The country’s top bank regulators are warning of an increase in cyberattacks on the Web-based control panels of automated teller machines used by small to midsize financial institutions. In this particular strain of attacks, thieves withdraw money with stolen card information beyond the cash balances that customers have in their accounts, or beyond other typical ATM limits.

In one recent attack, crooks hauled off more than $40 million using just 12 debit card accounts.

The Federal Financial Institutions Examination Council (FFIEC) issued a joint statement about the attacks Wednesday, instructing credit unions and banks to check all their systems involved with ATM transactions, including fraud detection software, and make sure employees are trained to identify phishing attempts. The U.S. Secret Service calls the fraud “Unlimited Operations,” according to the statement.

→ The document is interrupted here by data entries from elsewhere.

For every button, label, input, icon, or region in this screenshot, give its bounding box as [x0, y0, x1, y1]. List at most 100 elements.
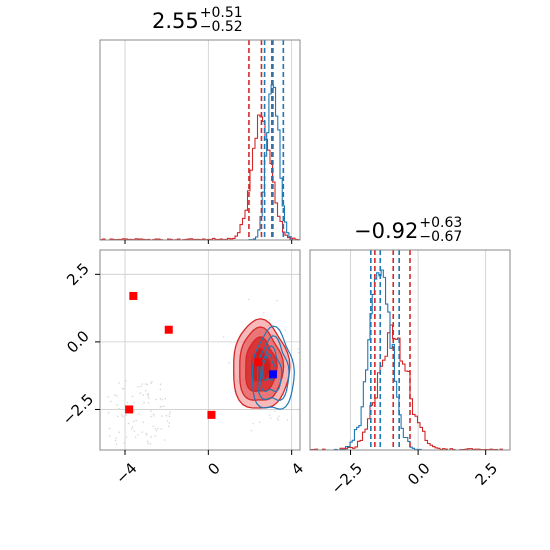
- joint-sample-point: [168, 422, 171, 424]
- joint-sample-point: [165, 414, 168, 417]
- joint-sample-point: [108, 427, 111, 430]
- joint-blue-marker: [268, 370, 277, 379]
- joint-sample-point: [135, 419, 138, 422]
- joint-sample-point: [269, 417, 272, 419]
- joint-sample-point: [168, 413, 171, 415]
- joint-sample-point: [132, 420, 135, 423]
- joint-sample-point: [150, 382, 152, 385]
- joint-sample-point: [134, 436, 137, 439]
- joint-sample-point: [276, 417, 279, 420]
- joint-sample-point: [268, 319, 271, 321]
- joint-sample-point: [163, 405, 165, 408]
- joint-sample-point: [118, 382, 120, 384]
- joint-sample-point: [143, 401, 145, 404]
- joint-x-tick-label: 0: [204, 459, 223, 478]
- joint-sample-point: [147, 397, 150, 400]
- joint-sample-point: [150, 415, 152, 418]
- joint-sample-point: [150, 436, 152, 438]
- joint-sample-point: [159, 397, 162, 400]
- joint-sample-point: [140, 385, 142, 388]
- joint-sample-point: [121, 387, 124, 390]
- x1-red-histogram: [100, 114, 300, 241]
- joint-sample-point: [145, 432, 148, 435]
- joint-sample-point: [137, 434, 139, 436]
- joint-sample-point: [247, 298, 250, 301]
- joint-sample-point: [146, 440, 149, 443]
- joint-sample-point: [284, 329, 286, 331]
- panel-title-x1: 2.55 +0.51 −0.52: [152, 6, 243, 36]
- joint-sample-point: [131, 426, 134, 428]
- joint-sample-point: [268, 414, 271, 416]
- joint-sample-point: [297, 351, 300, 354]
- joint-sample-point: [159, 388, 162, 391]
- joint-sample-point: [125, 380, 127, 382]
- joint-sample-point: [151, 380, 153, 383]
- joint-sample-point: [125, 436, 128, 438]
- joint-sample-point: [138, 413, 140, 415]
- x2-x-tick-label: 2.5: [472, 459, 502, 489]
- joint-sample-point: [133, 430, 136, 432]
- joint-blue-contour: [257, 335, 290, 401]
- joint-sample-point: [122, 387, 125, 390]
- joint-sample-point: [159, 383, 162, 386]
- joint-sample-point: [160, 428, 163, 430]
- joint-sample-point: [141, 431, 143, 433]
- joint-sample-point: [141, 383, 144, 385]
- joint-sample-point: [147, 442, 149, 444]
- joint-sample-point: [250, 429, 253, 432]
- joint-sample-point: [116, 394, 118, 397]
- joint-sample-point: [142, 394, 144, 396]
- joint-sample-point: [125, 414, 127, 416]
- joint-sample-point: [118, 407, 120, 410]
- joint-blue-contour: [260, 345, 283, 393]
- x2-red-histogram: [310, 324, 510, 451]
- joint-red-marker: [207, 410, 216, 419]
- title-x2-value: −0.92: [354, 219, 419, 243]
- joint-sample-point: [286, 419, 289, 422]
- panel-x2-frame: [309, 249, 511, 451]
- joint-x-tick-label: −4: [112, 459, 140, 487]
- joint-sample-point: [163, 439, 166, 441]
- panel-title-x2: −0.92 +0.63 −0.67: [354, 216, 463, 246]
- joint-sample-point: [147, 395, 150, 397]
- joint-sample-point: [297, 348, 299, 350]
- x2-x-tick-label: 0.0: [404, 459, 434, 489]
- joint-sample-point: [228, 361, 230, 364]
- joint-sample-point: [133, 401, 135, 404]
- joint-sample-point: [145, 389, 147, 392]
- joint-x-tick-label: 4: [288, 459, 307, 478]
- title-x2-minus: −0.67: [419, 229, 463, 245]
- title-x1-value: 2.55: [152, 9, 199, 33]
- joint-y-tick-label: 2.5: [63, 260, 93, 290]
- joint-sample-point: [144, 383, 147, 385]
- joint-sample-point: [115, 443, 118, 446]
- joint-sample-point: [115, 437, 118, 440]
- joint-sample-point: [155, 398, 157, 401]
- joint-sample-point: [160, 405, 163, 408]
- panel-joint-frame: [99, 249, 301, 451]
- title-x1-minus: −0.52: [199, 19, 243, 35]
- joint-sample-point: [152, 413, 155, 415]
- joint-sample-point: [116, 415, 119, 418]
- joint-sample-point: [146, 393, 149, 396]
- joint-sample-point: [161, 398, 164, 401]
- joint-sample-point: [107, 396, 110, 398]
- joint-sample-point: [133, 410, 135, 412]
- joint-sample-point: [252, 422, 255, 425]
- joint-y-tick-label: −2.5: [59, 390, 97, 428]
- joint-sample-point: [139, 392, 142, 394]
- joint-sample-point: [277, 419, 279, 421]
- joint-sample-point: [154, 428, 157, 430]
- joint-sample-point: [121, 414, 123, 416]
- joint-sample-point: [276, 299, 278, 302]
- joint-red-marker: [164, 325, 173, 334]
- joint-sample-point: [137, 386, 139, 388]
- joint-sample-point: [155, 429, 158, 432]
- joint-sample-point: [131, 395, 134, 398]
- joint-sample-point: [118, 431, 121, 434]
- joint-sample-point: [142, 421, 145, 424]
- joint-sample-point: [127, 422, 130, 425]
- joint-sample-point: [222, 336, 225, 338]
- joint-sample-point: [149, 442, 152, 445]
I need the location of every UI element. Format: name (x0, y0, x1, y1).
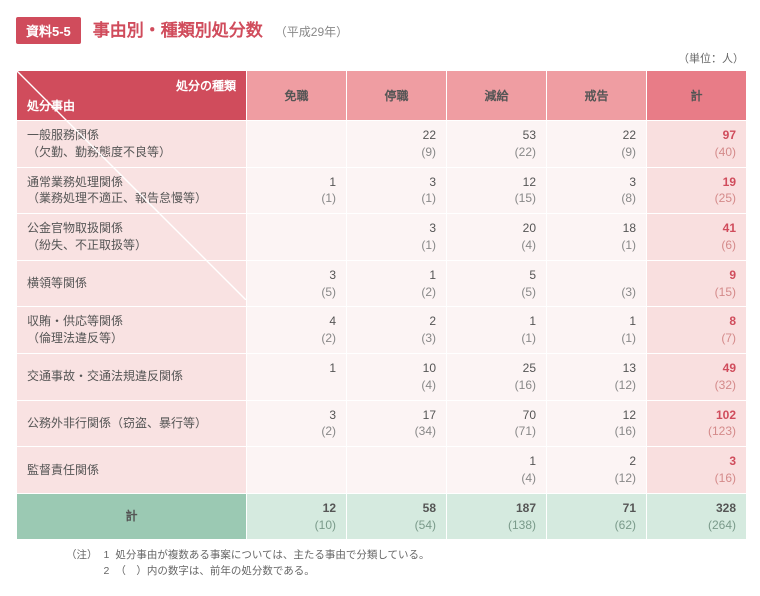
cell: 1(1) (247, 167, 347, 214)
corner-top-label: 処分の種類 (176, 77, 236, 94)
cell (247, 121, 347, 168)
row-label: 収賄・供応等関係（倫理法違反等） (17, 307, 247, 354)
cell: 1(4) (447, 447, 547, 494)
cell-total: 8(7) (647, 307, 747, 354)
cell (247, 214, 347, 261)
note-num: 1 (104, 548, 110, 564)
table-row: 収賄・供応等関係（倫理法違反等）4(2)2(3)1(1)1(1)8(7) (17, 307, 747, 354)
cell: 3(2) (247, 400, 347, 447)
cell: 1(2) (347, 260, 447, 307)
table-row: 監督責任関係 1(4)2(12)3(16) (17, 447, 747, 494)
sum-cell: 12(10) (247, 493, 347, 540)
cell: 12(16) (547, 400, 647, 447)
header-row: 処分の種類 処分事由 免職 停職 減給 戒告 計 (17, 71, 747, 121)
table-row: 公務外非行関係（窃盗、暴行等）3(2)17(34)70(71)12(16)102… (17, 400, 747, 447)
cell-total: 102(123) (647, 400, 747, 447)
cell: 13(12) (547, 353, 647, 400)
col-header: 免職 (247, 71, 347, 121)
col-header: 戒告 (547, 71, 647, 121)
cell: 1(1) (547, 307, 647, 354)
cell: 2(3) (347, 307, 447, 354)
cell: 3(8) (547, 167, 647, 214)
sum-label: 計 (17, 493, 247, 540)
col-header: 停職 (347, 71, 447, 121)
cell: 12(15) (447, 167, 547, 214)
cell: 10(4) (347, 353, 447, 400)
cell: 3(5) (247, 260, 347, 307)
sum-row: 計12(10)58(54)187(138)71(62)328(264) (17, 493, 747, 540)
cell: 5(5) (447, 260, 547, 307)
cell (347, 447, 447, 494)
cell (247, 447, 347, 494)
cell: 25(16) (447, 353, 547, 400)
note-text: 処分事由が複数ある事案については、主たる事由で分類している。 (115, 548, 429, 564)
cell: 1 (247, 353, 347, 400)
col-header: 減給 (447, 71, 547, 121)
cell: (3) (547, 260, 647, 307)
cell: 22(9) (547, 121, 647, 168)
cell: 18(1) (547, 214, 647, 261)
cell-total: 19(25) (647, 167, 747, 214)
header: 資料5-5 事由別・種類別処分数 （平成29年） (16, 16, 744, 44)
col-header-total: 計 (647, 71, 747, 121)
cell: 70(71) (447, 400, 547, 447)
row-label: 公務外非行関係（窃盗、暴行等） (17, 400, 247, 447)
doc-badge: 資料5-5 (16, 17, 81, 44)
note-text: （ ）内の数字は、前年の処分数である。 (115, 564, 314, 580)
cell: 17(34) (347, 400, 447, 447)
sum-cell: 187(138) (447, 493, 547, 540)
note-prefix: （注） (66, 548, 98, 564)
row-label: 交通事故・交通法規違反関係 (17, 353, 247, 400)
cell: 3(1) (347, 167, 447, 214)
cell-total: 41(6) (647, 214, 747, 261)
cell: 1(1) (447, 307, 547, 354)
cell: 20(4) (447, 214, 547, 261)
data-table: 処分の種類 処分事由 免職 停職 減給 戒告 計 一般服務関係（欠勤、勤務態度不… (16, 70, 747, 540)
corner-bottom-label: 処分事由 (27, 97, 75, 114)
cell: 53(22) (447, 121, 547, 168)
cell: 3(1) (347, 214, 447, 261)
row-label: 監督責任関係 (17, 447, 247, 494)
sum-cell: 58(54) (347, 493, 447, 540)
unit-label: （単位：人） (16, 50, 744, 66)
cell-total: 3(16) (647, 447, 747, 494)
table-row: 交通事故・交通法規違反関係1 10(4)25(16)13(12)49(32) (17, 353, 747, 400)
note-num: 2 (104, 564, 110, 580)
corner-cell: 処分の種類 処分事由 (17, 71, 247, 121)
doc-year: （平成29年） (275, 23, 348, 40)
cell: 2(12) (547, 447, 647, 494)
sum-cell: 71(62) (547, 493, 647, 540)
cell-total: 49(32) (647, 353, 747, 400)
cell-total: 97(40) (647, 121, 747, 168)
cell: 4(2) (247, 307, 347, 354)
cell: 22(9) (347, 121, 447, 168)
sum-cell: 328(264) (647, 493, 747, 540)
footnotes: （注） 1 処分事由が複数ある事案については、主たる事由で分類している。 （注）… (16, 548, 744, 580)
cell-total: 9(15) (647, 260, 747, 307)
doc-title: 事由別・種類別処分数 (93, 16, 263, 41)
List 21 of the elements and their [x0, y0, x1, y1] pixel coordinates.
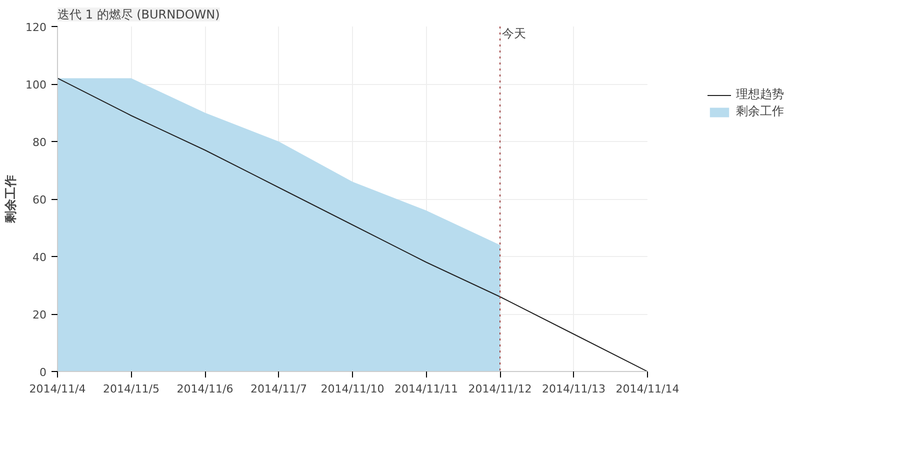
y-tick-label: 20: [32, 308, 47, 322]
y-tick-label: 60: [32, 194, 47, 206]
chart-title: 迭代 1 的燃尽 (BURNDOWN): [58, 8, 220, 22]
ref-line-label: 今天: [502, 26, 526, 40]
y-tick-label: 0: [40, 366, 46, 379]
x-tick-label: 2014/11/7: [250, 382, 307, 396]
x-tick-label: 2014/11/6: [176, 382, 234, 396]
legend-label: 理想趋势: [736, 86, 784, 103]
y-tick-label: 120: [26, 21, 47, 34]
x-tick-label: 2014/11/14: [616, 382, 680, 396]
x-tick-label: 2014/11/4: [29, 382, 86, 396]
x-tick-label: 2014/11/5: [103, 382, 160, 396]
y-tick-label: 80: [32, 136, 47, 149]
y-tick-label: 40: [32, 251, 47, 264]
legend-label: 剩余工作: [736, 103, 784, 120]
y-tick-label: 100: [26, 78, 47, 92]
x-tick-label: 2014/11/10: [320, 382, 384, 396]
x-tick-label: 2014/11/13: [542, 382, 606, 396]
x-tick-label: 2014/11/12: [468, 382, 532, 396]
x-tick-label: 2014/11/11: [394, 382, 458, 396]
y-axis-title: 剩余工作: [4, 175, 18, 224]
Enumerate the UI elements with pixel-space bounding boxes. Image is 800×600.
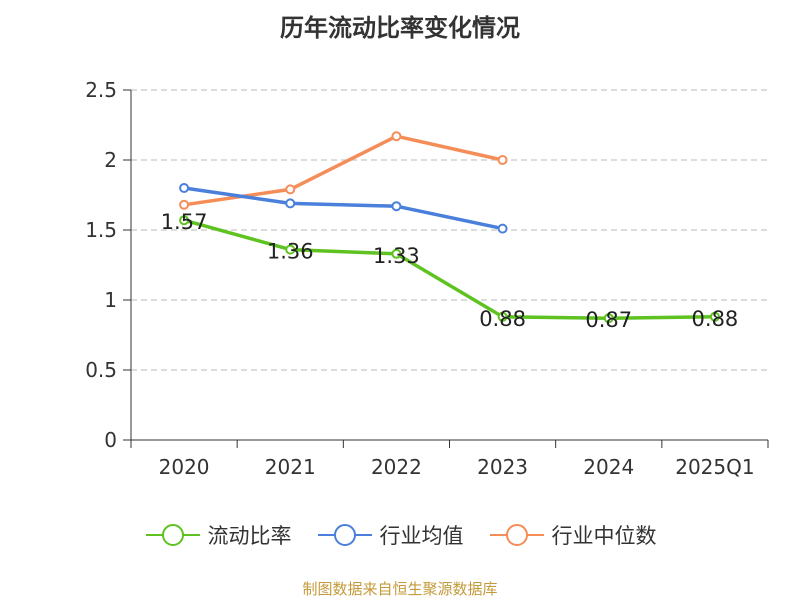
data-label: 0.88 xyxy=(479,307,526,331)
data-point[interactable] xyxy=(391,201,402,212)
data-point[interactable] xyxy=(497,223,508,234)
data-point[interactable] xyxy=(497,155,508,165)
x-tick-label: 2022 xyxy=(371,455,422,479)
y-tick-label: 2.5 xyxy=(85,78,117,102)
data-point[interactable] xyxy=(391,131,402,142)
y-tick-label: 2 xyxy=(104,148,117,172)
data-label: 1.33 xyxy=(373,244,420,268)
series-line xyxy=(183,218,715,320)
data-label: 1.57 xyxy=(161,210,208,234)
data-point[interactable] xyxy=(179,199,190,210)
data-point[interactable] xyxy=(285,198,296,209)
legend-item-current-ratio[interactable]: 流动比率 xyxy=(144,520,292,550)
x-tick-label: 2024 xyxy=(583,455,634,479)
legend-swatch-icon xyxy=(145,524,200,546)
source-note: 制图数据来自恒生聚源数据库 xyxy=(302,580,498,598)
x-tick-label: 2021 xyxy=(265,455,316,479)
legend-item-industry-mean[interactable]: 行业均值 xyxy=(316,520,464,550)
legend: 流动比率 行业均值 行业中位数 xyxy=(0,520,800,550)
data-label: 1.36 xyxy=(267,240,314,264)
data-point[interactable] xyxy=(709,311,720,322)
data-point[interactable] xyxy=(497,311,508,322)
x-tick-label: 2025Q1 xyxy=(675,455,754,479)
legend-item-industry-median[interactable]: 行业中位数 xyxy=(488,520,657,550)
y-tick-label: 0.5 xyxy=(85,358,117,382)
legend-label: 行业均值 xyxy=(379,524,464,548)
data-point[interactable] xyxy=(391,248,402,259)
y-tick-label: 1 xyxy=(104,288,117,312)
legend-label: 行业中位数 xyxy=(551,524,657,548)
legend-label: 流动比率 xyxy=(207,524,292,548)
y-tick-label: 0 xyxy=(104,428,117,452)
legend-swatch-icon xyxy=(489,524,544,546)
series-line xyxy=(183,186,503,231)
x-tick-label: 2020 xyxy=(159,455,210,479)
data-point[interactable] xyxy=(603,313,614,324)
legend-swatch-icon xyxy=(317,524,372,546)
data-label: 0.87 xyxy=(585,308,632,332)
data-point[interactable] xyxy=(285,184,296,195)
chart-title: 历年流动比率变化情况 xyxy=(280,14,520,42)
data-point[interactable] xyxy=(179,183,190,193)
y-tick-label: 1.5 xyxy=(85,218,117,242)
data-point[interactable] xyxy=(179,215,190,226)
data-label: 0.88 xyxy=(692,307,739,331)
data-point[interactable] xyxy=(285,244,296,255)
x-tick-label: 2023 xyxy=(477,455,528,479)
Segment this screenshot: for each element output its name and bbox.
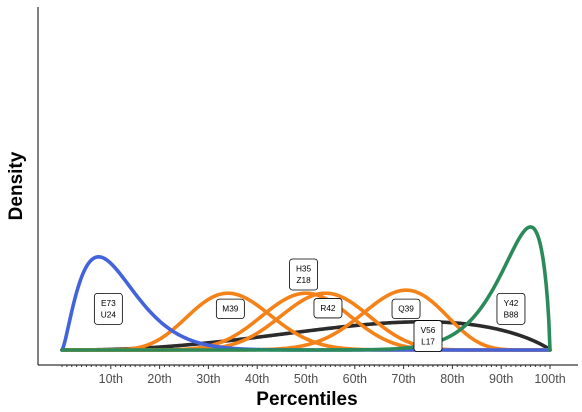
x-tick-label: 90th [489,372,513,386]
label-box [413,320,443,352]
label-box [289,258,318,291]
label-box [496,292,526,325]
density-curve-green-6 [60,225,552,352]
label-text: Z18 [296,275,311,285]
x-tick-label: 40th [245,372,269,386]
label-text: H35 [296,264,312,274]
x-tick-label: 100th [534,372,565,386]
curves-layer [60,225,552,352]
x-tick-label: 70th [391,372,415,386]
label-box [391,298,421,320]
x-tick-label: 20th [147,372,171,386]
x-tick-label: 80th [440,372,464,386]
label-text: M39 [222,304,239,314]
x-tick-label: 60th [343,372,367,386]
x-tick-label: 50th [294,372,318,386]
x-axis-title: Percentiles [256,389,357,410]
label-box [93,292,123,325]
label-box [313,298,343,319]
label-box [215,298,245,320]
label-text: V56 [421,325,436,335]
x-tick-label: 10th [99,372,123,386]
label-text: Y42 [504,298,519,308]
label-text: U24 [101,309,117,319]
label-text: L17 [421,337,435,347]
label-text: E73 [101,298,116,308]
x-tick-label: 30th [196,372,220,386]
y-axis-title: Density [6,151,27,220]
x-axis-ticks: 10th 20th 30th 40th 50th 60th 70th 80th 90th 100t… [61,365,566,386]
label-text: Q39 [398,304,414,314]
label-text: B88 [504,309,519,319]
label-text: R42 [320,303,336,313]
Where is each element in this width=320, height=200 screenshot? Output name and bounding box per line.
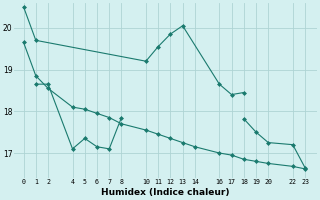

The FFIEC includes the Office of the Comptroller of the Currency and the Board of Governors of the Federal Reserve System, among other regulators.

The four-page statement doesn’t provide information about specific attacks. Reporters were instructed to direct questions to the Office of the Comptroller of the Currency, but no one was available to discuss the alert late Wednesday.

Tess Rice, general counsel for the Minnesota Bankers Association, said the organization’s IT consultant had not heard of any Minnesota banks being hit by this type of ATM cash-out scheme. The consultant interpreted the group’s statement “as a reminder to smaller banks to remain vigilant,” Rice said in an e-mail.

“His impression is that this is not a new threat, but rather something that banks are prepared for as part of their standard security procedures,” Rice said.

The statement says the attacks sometimes start with phishing e-mails to bank and credit union employees, allowing crooks to install malicious software on the company’s network. The malware enables thieves to case the network for how ATM control panels are accessed, and to get login credentials to alter settings so they can withdraw more, or sometimes unlimited amounts of cash. They can also change fraud alerts and security settings.

The setup enables thieves to take card information they have stolen in other attacks to withdraw cash, frequently during on holidays and weekends when there is more cash in the ATMs and less monitoring, according to the alert.